Decline in Ether Trading Activity Post-ETF Launch
In late July, the U.S. saw the introduction of exchange-traded funds (ETFs) linked to the price of ether (ETH), offering investors a new pathway to gain exposure to this cryptocurrency without the complexities of direct storage. However, since the launch, there has been a notable decline in trading activity surrounding ether derivatives on the Chicago Mercantile Exchange (CME), as reported by CCData, a London-based digital assets data provider.
In August, the trading volume for ether futures experienced a significant drop of 28.7%, totaling $14.8 billion, marking the lowest level since December 2023. Similarly, the volume of ether options saw a sharp decline of 37%, reaching only $567 million. CCData remarked, “This decline in trading volumes for ETH instruments suggests lower-than-expected institutional interest in the asset, particularly following the launch of spot ETH ETFs.” Furthermore, they pointed out that the reduced inflows into spot ETH ETFs during August further corroborate this trend. The report also mentioned that seasonal factors during August might have contributed to reduced trading activity, a trend that is expected to persist into September.
Prior to the introduction of spot ETFs, futures and futures-based ETFs were the only regulated options accessible to traditional institutions in the U.S. Generally viewed as more advantageous, spot products are less susceptible to issues such as “contango bleed,” which can affect futures-based ETFs. However, despite the advantages, demand for spot ETFs has not been as robust as anticipated.

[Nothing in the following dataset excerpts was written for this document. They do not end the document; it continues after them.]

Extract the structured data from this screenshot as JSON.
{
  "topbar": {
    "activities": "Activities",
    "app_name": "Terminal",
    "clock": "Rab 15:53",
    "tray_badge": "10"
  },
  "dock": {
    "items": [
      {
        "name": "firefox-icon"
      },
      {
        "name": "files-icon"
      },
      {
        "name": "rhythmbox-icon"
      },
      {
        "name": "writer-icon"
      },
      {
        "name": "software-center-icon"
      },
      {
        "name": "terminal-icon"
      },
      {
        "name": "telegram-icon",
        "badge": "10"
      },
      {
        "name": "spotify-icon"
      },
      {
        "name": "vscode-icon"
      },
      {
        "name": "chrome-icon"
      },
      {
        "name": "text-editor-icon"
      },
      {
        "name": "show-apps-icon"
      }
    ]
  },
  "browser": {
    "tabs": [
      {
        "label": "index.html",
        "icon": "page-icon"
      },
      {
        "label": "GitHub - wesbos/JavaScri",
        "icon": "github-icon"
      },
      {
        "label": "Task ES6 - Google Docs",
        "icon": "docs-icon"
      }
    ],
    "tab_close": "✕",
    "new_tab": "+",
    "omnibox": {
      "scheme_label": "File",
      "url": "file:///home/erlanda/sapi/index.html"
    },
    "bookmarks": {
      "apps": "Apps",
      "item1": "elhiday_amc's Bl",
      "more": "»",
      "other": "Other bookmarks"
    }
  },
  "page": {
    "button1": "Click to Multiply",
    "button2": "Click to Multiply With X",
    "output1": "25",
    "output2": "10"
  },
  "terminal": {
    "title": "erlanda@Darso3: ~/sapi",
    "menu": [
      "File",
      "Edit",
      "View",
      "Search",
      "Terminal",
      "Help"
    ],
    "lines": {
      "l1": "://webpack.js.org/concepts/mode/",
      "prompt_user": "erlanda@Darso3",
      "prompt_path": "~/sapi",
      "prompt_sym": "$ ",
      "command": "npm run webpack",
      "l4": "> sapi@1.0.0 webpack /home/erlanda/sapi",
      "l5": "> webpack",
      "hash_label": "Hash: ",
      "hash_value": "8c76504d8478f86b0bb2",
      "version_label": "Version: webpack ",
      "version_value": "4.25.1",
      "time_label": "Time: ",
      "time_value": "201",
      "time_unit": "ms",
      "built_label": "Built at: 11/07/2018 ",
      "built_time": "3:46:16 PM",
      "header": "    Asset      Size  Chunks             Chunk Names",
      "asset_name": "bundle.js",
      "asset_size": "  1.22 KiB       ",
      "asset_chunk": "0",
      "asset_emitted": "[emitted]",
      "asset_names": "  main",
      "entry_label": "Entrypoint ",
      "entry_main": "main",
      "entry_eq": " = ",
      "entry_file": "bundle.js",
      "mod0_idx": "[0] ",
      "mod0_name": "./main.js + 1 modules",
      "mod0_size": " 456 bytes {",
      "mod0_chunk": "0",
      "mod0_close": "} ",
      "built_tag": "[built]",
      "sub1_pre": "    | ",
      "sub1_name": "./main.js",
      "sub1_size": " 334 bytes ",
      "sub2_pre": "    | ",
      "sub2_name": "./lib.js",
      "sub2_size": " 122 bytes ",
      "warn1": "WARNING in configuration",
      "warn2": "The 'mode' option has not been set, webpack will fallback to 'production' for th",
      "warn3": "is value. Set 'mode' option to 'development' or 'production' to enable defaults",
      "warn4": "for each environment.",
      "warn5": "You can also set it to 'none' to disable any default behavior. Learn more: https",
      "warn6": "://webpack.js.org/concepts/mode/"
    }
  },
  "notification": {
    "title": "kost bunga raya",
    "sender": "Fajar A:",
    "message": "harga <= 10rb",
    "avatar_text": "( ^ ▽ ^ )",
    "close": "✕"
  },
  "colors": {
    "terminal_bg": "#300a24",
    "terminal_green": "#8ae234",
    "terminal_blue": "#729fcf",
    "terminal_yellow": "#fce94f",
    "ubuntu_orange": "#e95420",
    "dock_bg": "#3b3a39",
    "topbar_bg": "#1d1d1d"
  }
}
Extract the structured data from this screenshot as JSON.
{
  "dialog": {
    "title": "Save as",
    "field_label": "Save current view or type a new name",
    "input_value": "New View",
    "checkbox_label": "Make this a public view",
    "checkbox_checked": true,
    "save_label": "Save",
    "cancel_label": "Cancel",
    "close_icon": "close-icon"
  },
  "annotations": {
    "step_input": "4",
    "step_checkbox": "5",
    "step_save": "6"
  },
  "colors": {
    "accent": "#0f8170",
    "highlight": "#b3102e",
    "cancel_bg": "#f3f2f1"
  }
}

Data provided by Farside Investors indicates that ether ETFs have recorded a net outflow exceeding $500 million since their launch. In stark contrast, Bitcoin ETFs attracted a net inflow of over $300 million within the first six weeks of trading.
Market analysts from DBS Treasuries commented on the situation, stating, “The launch timing of U.S. spot Ether ETFs on 23 July turned out to be less than ideal, coinciding with a tech stock sell-off. Ether’s high beta (~2.7) indicates that it tends to incur larger losses during periods of risk aversion, and since the launch, Ether prices have experienced a 30% drawdown.” In August alone, Ether’s price plummeted over 22%, reaching $2,512, representing its most significant monthly percentage decline since June 2022, amid turbulent conditions in traditional markets and challenges facing the leading cryptocurrency, Bitcoin.
Shift in Market Sentiment Towards Bitcoin
On a global scale, there is a noticeable shift toward Bitcoin, the leading cryptocurrency, suggesting that crypto investors are becoming more risk-averse as the bullish market momentum falters. During August, trading volume for Bitcoin futures on the CME increased by 3.74%, amounting to $104 billion, according to CCData. Conversely, the volume of Bitcoin options traded fell by 13.4%, totaling $2.42 billion.
Data analyzed by Wintermute reveals that Bitcoin futures now represent 48% of the total notional open interest in the crypto futures market, while alternative cryptocurrencies, including ether, comprise the remaining portion. In March, when market optimism was at its peak, Bitcoin accounted for only 31% of the global open interest.
Jake Ostrovskis, an over-the-counter trader at Wintermute, noted, “This shift toward higher market cap assets like Bitcoin signals a more conservative market sentiment, with traders displaying less appetite for risk and speculative positions in smaller, more volatile cryptocurrencies.”